There are very few bands in the country who would even consider putting on an arena-sized show in a pub, but Ward XVI is not an ordinary band. Having built up their reputation on two sterling albums and some inventive, theatrical performances, the inmates of Whittingham Asylum bring their latest mind-bending tour to venues throughout the land, and you can’t help but be impressed by the ambition and lunacy of it all.
Ward XVI. The Brickmakers, Norwich. 14 April 2022
Words: Paul Monkhouse
Photography: Steve Ritchie
Originally planned to coincide with the release of sophomore platter Metamorphosis, this nationwide jaunt sees the band playing the acclaimed album in full, complete with a full production that sees props, mannequins and monsters aplenty.
It’s a lot to fit into the small stage and low ceiling of the Brickmakers 2 venue, but, if anything, this lack of space makes things even grander and more immersive.
The stage was a riot of black and white bathed in purple light. The spoken word scene-setting Retrogression played over the speakers before the sound of a baby crying cuts through, and the haunting and warped merry-go-round music starts.

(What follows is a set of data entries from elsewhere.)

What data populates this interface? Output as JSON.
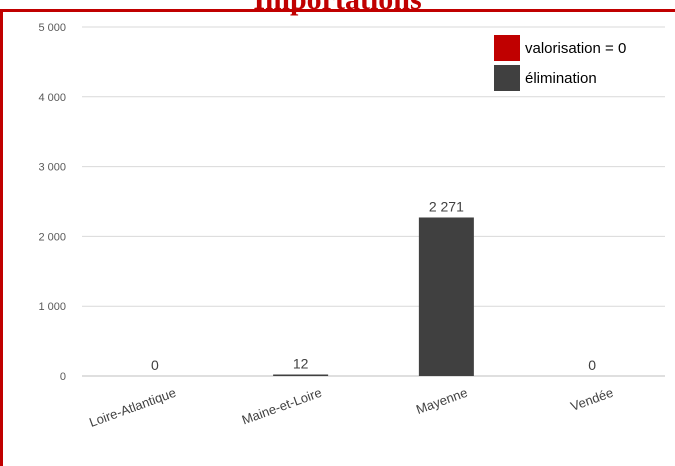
{
  "chart_data": {
    "type": "bar",
    "title": "Importations",
    "categories": [
      "Loire-Atlantique",
      "Maine-et-Loire",
      "Mayenne",
      "Vendée"
    ],
    "series": [
      {
        "name": "valorisation = 0",
        "color": "#c00000",
        "values": [
          0,
          0,
          0,
          0
        ]
      },
      {
        "name": "élimination",
        "color": "#404040",
        "values": [
          0,
          12,
          2271,
          0
        ]
      }
    ],
    "data_labels": [
      "0",
      "12",
      "2 271",
      "0"
    ],
    "ylim": [
      0,
      5000
    ],
    "yticks": [
      0,
      1000,
      2000,
      3000,
      4000,
      5000
    ],
    "ytick_labels": [
      "0",
      "1 000",
      "2 000",
      "3 000",
      "4 000",
      "5 000"
    ],
    "grid": true,
    "legend_position": "top-right",
    "xlabel": "",
    "ylabel": ""
  }
}
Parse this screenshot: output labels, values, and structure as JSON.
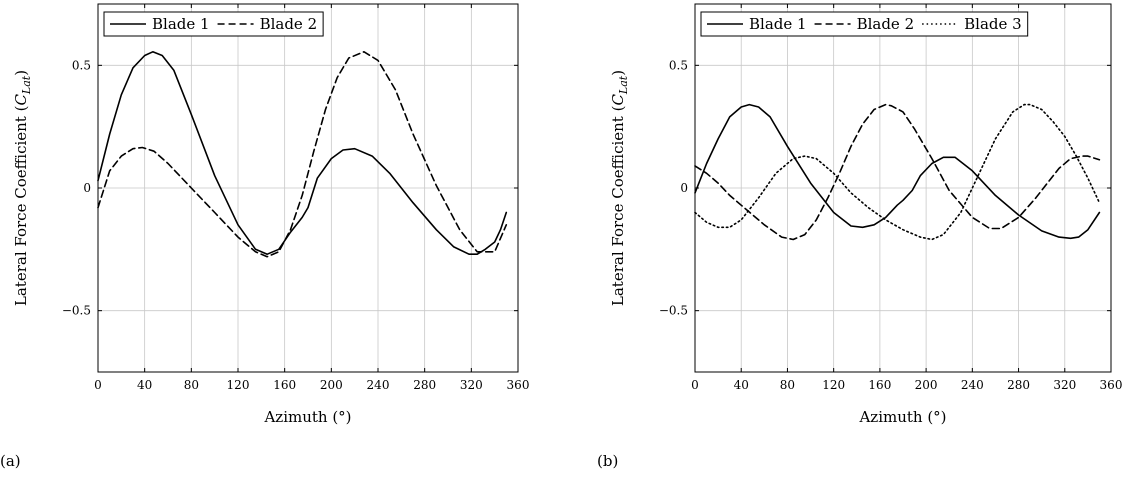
{
  "panels": [
    {
      "label": "(a)"
    },
    {
      "label": "(b)"
    }
  ],
  "chart_data": [
    {
      "type": "line",
      "xlabel": "Azimuth (°)",
      "ylabel": "Lateral Force Coefficient (",
      "ylabel_symbol": "C",
      "ylabel_subscript": "Lat",
      "ylabel_suffix": ")",
      "xlim": [
        0,
        360
      ],
      "ylim": [
        -0.75,
        0.75
      ],
      "xticks": [
        0,
        40,
        80,
        120,
        160,
        200,
        240,
        280,
        320,
        360
      ],
      "yticks": [
        -0.5,
        0,
        0.5
      ],
      "ytick_labels": [
        "−0.5",
        "0",
        "0.5"
      ],
      "grid": true,
      "legend_position": "top-left",
      "series": [
        {
          "name": "Blade 1",
          "style": "solid",
          "x": [
            0,
            10,
            20,
            30,
            40,
            47,
            55,
            65,
            80,
            100,
            120,
            135,
            145,
            155,
            165,
            175,
            180,
            188,
            200,
            210,
            220,
            235,
            250,
            270,
            290,
            305,
            318,
            325,
            332,
            340,
            345,
            350
          ],
          "y": [
            0.03,
            0.22,
            0.38,
            0.49,
            0.54,
            0.555,
            0.54,
            0.48,
            0.3,
            0.05,
            -0.15,
            -0.25,
            -0.27,
            -0.25,
            -0.18,
            -0.12,
            -0.08,
            0.04,
            0.12,
            0.155,
            0.16,
            0.13,
            0.06,
            -0.06,
            -0.17,
            -0.24,
            -0.27,
            -0.27,
            -0.25,
            -0.22,
            -0.17,
            -0.1
          ]
        },
        {
          "name": "Blade 2",
          "style": "dashed",
          "x": [
            0,
            10,
            20,
            30,
            38,
            48,
            60,
            80,
            100,
            120,
            135,
            145,
            155,
            165,
            175,
            185,
            195,
            205,
            215,
            228,
            240,
            255,
            270,
            290,
            310,
            325,
            340,
            350
          ],
          "y": [
            -0.08,
            0.07,
            0.13,
            0.16,
            0.165,
            0.15,
            0.1,
            0.0,
            -0.1,
            -0.2,
            -0.26,
            -0.28,
            -0.26,
            -0.17,
            -0.03,
            0.15,
            0.32,
            0.45,
            0.53,
            0.555,
            0.52,
            0.4,
            0.22,
            0.01,
            -0.17,
            -0.26,
            -0.26,
            -0.15
          ]
        }
      ]
    },
    {
      "type": "line",
      "xlabel": "Azimuth (°)",
      "ylabel": "Lateral Force Coefficient (",
      "ylabel_symbol": "C",
      "ylabel_subscript": "Lat",
      "ylabel_suffix": ")",
      "xlim": [
        0,
        360
      ],
      "ylim": [
        -0.75,
        0.75
      ],
      "xticks": [
        0,
        40,
        80,
        120,
        160,
        200,
        240,
        280,
        320,
        360
      ],
      "yticks": [
        -0.5,
        0,
        0.5
      ],
      "ytick_labels": [
        "−0.5",
        "0",
        "0.5"
      ],
      "grid": true,
      "legend_position": "top",
      "series": [
        {
          "name": "Blade 1",
          "style": "solid",
          "x": [
            0,
            10,
            20,
            30,
            40,
            47,
            55,
            65,
            80,
            100,
            120,
            135,
            145,
            155,
            165,
            175,
            180,
            188,
            195,
            205,
            215,
            225,
            240,
            260,
            280,
            300,
            315,
            325,
            332,
            340,
            350
          ],
          "y": [
            -0.02,
            0.1,
            0.2,
            0.29,
            0.33,
            0.34,
            0.33,
            0.29,
            0.17,
            0.02,
            -0.1,
            -0.155,
            -0.16,
            -0.15,
            -0.12,
            -0.07,
            -0.05,
            -0.01,
            0.05,
            0.1,
            0.125,
            0.125,
            0.07,
            -0.03,
            -0.11,
            -0.175,
            -0.2,
            -0.205,
            -0.2,
            -0.17,
            -0.1
          ]
        },
        {
          "name": "Blade 2",
          "style": "dashed",
          "x": [
            0,
            10,
            20,
            30,
            40,
            60,
            75,
            85,
            95,
            105,
            115,
            125,
            135,
            145,
            155,
            165,
            170,
            180,
            190,
            205,
            220,
            240,
            255,
            265,
            280,
            295,
            305,
            315,
            325,
            335,
            340,
            350
          ],
          "y": [
            0.09,
            0.06,
            0.02,
            -0.03,
            -0.07,
            -0.15,
            -0.2,
            -0.21,
            -0.19,
            -0.13,
            -0.04,
            0.06,
            0.17,
            0.26,
            0.32,
            0.34,
            0.335,
            0.31,
            0.24,
            0.12,
            -0.01,
            -0.12,
            -0.165,
            -0.165,
            -0.12,
            -0.04,
            0.02,
            0.08,
            0.12,
            0.13,
            0.13,
            0.115
          ]
        },
        {
          "name": "Blade 3",
          "style": "dotted",
          "x": [
            0,
            10,
            20,
            30,
            40,
            55,
            70,
            85,
            95,
            105,
            120,
            135,
            150,
            165,
            180,
            195,
            205,
            215,
            230,
            245,
            260,
            275,
            285,
            290,
            300,
            310,
            320,
            330,
            340,
            350
          ],
          "y": [
            -0.1,
            -0.14,
            -0.16,
            -0.16,
            -0.13,
            -0.04,
            0.06,
            0.12,
            0.13,
            0.12,
            0.06,
            -0.02,
            -0.08,
            -0.13,
            -0.17,
            -0.2,
            -0.21,
            -0.19,
            -0.1,
            0.05,
            0.2,
            0.31,
            0.34,
            0.34,
            0.32,
            0.27,
            0.21,
            0.13,
            0.04,
            -0.06
          ]
        }
      ]
    }
  ]
}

Clutching a teddy bear, Psychoberrie walks onstage from one of the large cabinets placed at the sides, the band easing into the gentle swing of Cradle Song, its sing-song intro morphing into something nothing short of epic. It’s an incredibly strong opening, full of drama as the vocals are full of nuance and power, the guitar work and solo by Dr Von Stottenstein earthshaking.
The nightmarish Mr Babadook sees the creature of the night emerging from the wings, taunting the sleeping girl in bed as we follow her story arc from babe in arms to the unhinged woman she would become.
Each layer as it builds adds its own horror, the shock rock akin to something that mixes the darkness of early, prime Alice Cooper with touches of Iron Maiden’s skill with heavy, prog-rock instrumentation. Broken Toys is a 1000mph twirling helter-skelter that switches to the grinding and smashing force of Imago, at its core, a sweet but poisonous confection.
The mental breakdown of the matricide anthem A Goodnight Shot is starkly portrayed, the drums of Bam Bam Bedlam and bass of Wolfy Huntsman adding a bone-breaking punch to the tableau. There’s an exotic flavour of the Far East to Burn The Witch and yet more scorching fretwork before things are shaken up again on the punky thrash of Catch Me If You Can and closing desperate cry Shadows, the suitably huge climax that brought things to an audio-visual crescendo.
Following the emotional wringer of the album, Psychoberrie announces it’s time to party, and a tumultuous Cry Of The Siren and the mad can-can of Toybox later, all that is left is to mop up the blood, sweat and greasepaint.
In a show full of such a carnival of horrors, the sight of huge beasts prowling through the audience, a nine-foot-tall Mother and a multitude of other delights, Ward XVI have transformed the humble gig into something extraordinary and certainly not seen on this scale for many, many years, if at all.
What they do next is anyone’s guess, but you can be sure it’ll be something special.
One of the most entertaining, inventive and hardworking bands in the country, there seems no limit to what Ward XVI can achieve when they set their brilliant and twisted minds to it.